Applied surface science 323 (2014), pp.31-39
ISSN: 0169-4332
E-MRS Fall Meeting <2013, Warsaw>
Journal Article, Conference Paper
Fraunhofer ISE ()
Solarzellen - Entwicklung und Charakterisierung; Silicium-Photovoltaik; Kontaktierung und Strukturierung; Charakterisierung; Zellen und Module; TEM-Analysis; Nickelsilicide; Cell Metallization; silicide

In the context of nickel silicide formation from plated nickel layers for solar cell metallization, there are several open questions regarding contact adhesion and electrical properties. Nanoscale characterization by transmission electron microscopy has been employed to support these investigations. Interfacial oxides and silicide phases were investigated on differently prepared samples by different analytical methods associated with transmission electron microscopy analysis. Processing variations included the pre-treatment of samples before nickel plating, the used plating solution and the thermal budget for the nickel–silicon solid-state reaction. It was shown that interface oxides of only few nm thickness on both silicon and nickel silicide are present on the samples, depending on the chosen process sequence, which have been shown to play an important role in adhesion of nickel on silicide in an earlier publication.

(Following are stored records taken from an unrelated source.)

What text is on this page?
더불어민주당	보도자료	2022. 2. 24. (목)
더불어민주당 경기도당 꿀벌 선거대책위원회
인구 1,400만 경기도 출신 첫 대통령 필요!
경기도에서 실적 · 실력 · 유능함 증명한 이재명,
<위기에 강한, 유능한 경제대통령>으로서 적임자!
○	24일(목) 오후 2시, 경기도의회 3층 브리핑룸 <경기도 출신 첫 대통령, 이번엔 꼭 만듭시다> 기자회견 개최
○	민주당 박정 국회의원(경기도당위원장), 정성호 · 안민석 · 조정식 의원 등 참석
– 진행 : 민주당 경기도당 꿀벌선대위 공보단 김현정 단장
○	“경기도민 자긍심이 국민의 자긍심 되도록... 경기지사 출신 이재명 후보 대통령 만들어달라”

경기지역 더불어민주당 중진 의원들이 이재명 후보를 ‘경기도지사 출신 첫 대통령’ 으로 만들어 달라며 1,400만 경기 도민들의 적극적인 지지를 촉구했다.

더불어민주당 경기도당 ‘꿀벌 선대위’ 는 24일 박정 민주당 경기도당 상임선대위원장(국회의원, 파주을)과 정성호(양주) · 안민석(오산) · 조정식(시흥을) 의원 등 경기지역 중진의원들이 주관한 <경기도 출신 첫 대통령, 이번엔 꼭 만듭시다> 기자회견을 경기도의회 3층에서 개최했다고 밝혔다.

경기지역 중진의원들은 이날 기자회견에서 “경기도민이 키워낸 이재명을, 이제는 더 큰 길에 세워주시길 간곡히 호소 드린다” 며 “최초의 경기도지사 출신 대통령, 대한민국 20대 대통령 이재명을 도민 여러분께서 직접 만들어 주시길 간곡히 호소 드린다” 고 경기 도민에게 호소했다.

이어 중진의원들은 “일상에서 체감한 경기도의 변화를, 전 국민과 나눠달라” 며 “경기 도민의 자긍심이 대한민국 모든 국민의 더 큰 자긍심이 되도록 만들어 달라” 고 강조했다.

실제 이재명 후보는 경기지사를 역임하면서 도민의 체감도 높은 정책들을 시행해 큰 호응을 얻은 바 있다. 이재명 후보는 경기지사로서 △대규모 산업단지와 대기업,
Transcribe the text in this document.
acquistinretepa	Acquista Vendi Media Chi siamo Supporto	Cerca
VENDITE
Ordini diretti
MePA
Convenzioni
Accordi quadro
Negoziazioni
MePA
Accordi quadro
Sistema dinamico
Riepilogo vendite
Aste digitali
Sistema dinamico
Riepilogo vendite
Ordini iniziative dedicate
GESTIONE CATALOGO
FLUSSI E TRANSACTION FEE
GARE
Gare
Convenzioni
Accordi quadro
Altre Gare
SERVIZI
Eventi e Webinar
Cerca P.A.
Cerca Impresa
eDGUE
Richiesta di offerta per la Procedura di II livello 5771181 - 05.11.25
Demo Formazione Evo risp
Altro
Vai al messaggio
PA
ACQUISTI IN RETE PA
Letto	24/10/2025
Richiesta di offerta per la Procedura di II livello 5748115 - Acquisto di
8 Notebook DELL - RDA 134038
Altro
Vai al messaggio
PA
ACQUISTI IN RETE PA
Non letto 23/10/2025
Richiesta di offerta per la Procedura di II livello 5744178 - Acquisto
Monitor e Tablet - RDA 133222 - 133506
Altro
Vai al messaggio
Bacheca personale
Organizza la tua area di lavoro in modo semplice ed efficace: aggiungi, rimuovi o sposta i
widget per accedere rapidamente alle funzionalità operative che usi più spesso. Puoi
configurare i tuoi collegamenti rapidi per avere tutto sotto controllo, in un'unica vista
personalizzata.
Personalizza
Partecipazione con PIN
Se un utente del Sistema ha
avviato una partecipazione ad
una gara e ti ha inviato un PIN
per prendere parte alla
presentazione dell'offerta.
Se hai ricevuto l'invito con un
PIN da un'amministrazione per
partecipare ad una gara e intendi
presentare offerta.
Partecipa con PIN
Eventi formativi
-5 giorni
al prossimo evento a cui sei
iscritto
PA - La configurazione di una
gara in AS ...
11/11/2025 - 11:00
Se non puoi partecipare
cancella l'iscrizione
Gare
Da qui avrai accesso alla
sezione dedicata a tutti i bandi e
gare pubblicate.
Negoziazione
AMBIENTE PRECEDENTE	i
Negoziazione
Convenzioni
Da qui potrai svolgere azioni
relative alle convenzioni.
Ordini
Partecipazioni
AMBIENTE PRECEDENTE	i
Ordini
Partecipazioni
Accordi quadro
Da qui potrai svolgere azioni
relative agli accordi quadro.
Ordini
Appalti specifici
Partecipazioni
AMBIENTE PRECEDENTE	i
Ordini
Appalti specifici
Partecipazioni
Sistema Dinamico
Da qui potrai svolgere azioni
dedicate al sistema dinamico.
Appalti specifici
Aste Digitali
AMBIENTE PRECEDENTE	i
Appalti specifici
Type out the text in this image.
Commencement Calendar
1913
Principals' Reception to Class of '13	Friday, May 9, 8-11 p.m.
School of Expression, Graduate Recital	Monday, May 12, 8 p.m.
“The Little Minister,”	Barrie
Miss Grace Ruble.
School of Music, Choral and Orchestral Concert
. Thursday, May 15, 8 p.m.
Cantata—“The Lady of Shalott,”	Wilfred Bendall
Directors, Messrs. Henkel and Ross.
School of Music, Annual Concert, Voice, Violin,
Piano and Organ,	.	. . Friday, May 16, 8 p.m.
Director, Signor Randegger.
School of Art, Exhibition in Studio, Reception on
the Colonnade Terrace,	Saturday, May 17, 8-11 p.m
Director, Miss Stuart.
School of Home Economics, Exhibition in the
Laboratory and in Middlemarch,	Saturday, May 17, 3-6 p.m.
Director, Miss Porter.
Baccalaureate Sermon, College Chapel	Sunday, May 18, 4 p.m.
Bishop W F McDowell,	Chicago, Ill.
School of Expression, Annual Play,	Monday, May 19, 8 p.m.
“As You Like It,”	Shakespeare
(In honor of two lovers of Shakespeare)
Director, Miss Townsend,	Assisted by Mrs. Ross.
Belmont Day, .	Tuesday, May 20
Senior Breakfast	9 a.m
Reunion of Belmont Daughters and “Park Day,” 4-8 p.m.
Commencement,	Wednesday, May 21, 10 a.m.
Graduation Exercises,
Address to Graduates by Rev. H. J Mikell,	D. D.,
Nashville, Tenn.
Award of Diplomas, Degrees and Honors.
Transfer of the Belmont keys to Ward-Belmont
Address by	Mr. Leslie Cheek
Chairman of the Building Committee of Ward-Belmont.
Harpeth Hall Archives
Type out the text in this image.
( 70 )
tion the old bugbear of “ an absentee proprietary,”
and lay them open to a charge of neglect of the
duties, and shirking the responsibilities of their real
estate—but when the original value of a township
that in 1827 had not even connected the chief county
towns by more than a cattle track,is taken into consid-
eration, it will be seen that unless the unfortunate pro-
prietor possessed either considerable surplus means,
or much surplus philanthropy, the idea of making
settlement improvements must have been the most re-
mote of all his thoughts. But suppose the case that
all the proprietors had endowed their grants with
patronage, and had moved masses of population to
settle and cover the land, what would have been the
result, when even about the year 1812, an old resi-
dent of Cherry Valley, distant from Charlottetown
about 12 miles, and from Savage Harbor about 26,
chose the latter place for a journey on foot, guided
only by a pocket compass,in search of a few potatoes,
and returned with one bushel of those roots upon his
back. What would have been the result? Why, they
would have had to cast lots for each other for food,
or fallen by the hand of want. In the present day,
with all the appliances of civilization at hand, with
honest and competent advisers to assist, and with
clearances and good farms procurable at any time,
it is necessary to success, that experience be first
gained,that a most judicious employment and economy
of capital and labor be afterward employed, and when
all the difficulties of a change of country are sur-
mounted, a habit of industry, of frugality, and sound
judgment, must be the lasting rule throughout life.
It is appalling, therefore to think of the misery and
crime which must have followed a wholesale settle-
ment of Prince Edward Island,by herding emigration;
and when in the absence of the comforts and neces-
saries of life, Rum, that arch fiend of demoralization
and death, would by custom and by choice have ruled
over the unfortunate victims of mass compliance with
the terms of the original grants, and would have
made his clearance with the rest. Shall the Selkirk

From sample pretreatment variations, conclusions about the role of an interfacial oxide in silicide formation and its influence on phase formation were drawn. Such an oxide layer hinders silicide formation except for pinhole sites. This reduces the availability of Ni and causes a silicide with low Ni content to form. Without an interfacial oxide a continuous nickel silicide of greater depth, polycrystalline modification and expected phase according to thermal budget is formed. Information about the nature of silicide growth on typical solar cell surfaces could be obtained from silicide phase and geometric observations, which were supported by FIB tomography. The theory of isotropic NiSi growth and orientation dependent NiSi2 growth was derived. By this, a very well performing low-cost metallization for silicon solar cells has been brought an important step closer to industrial introduction.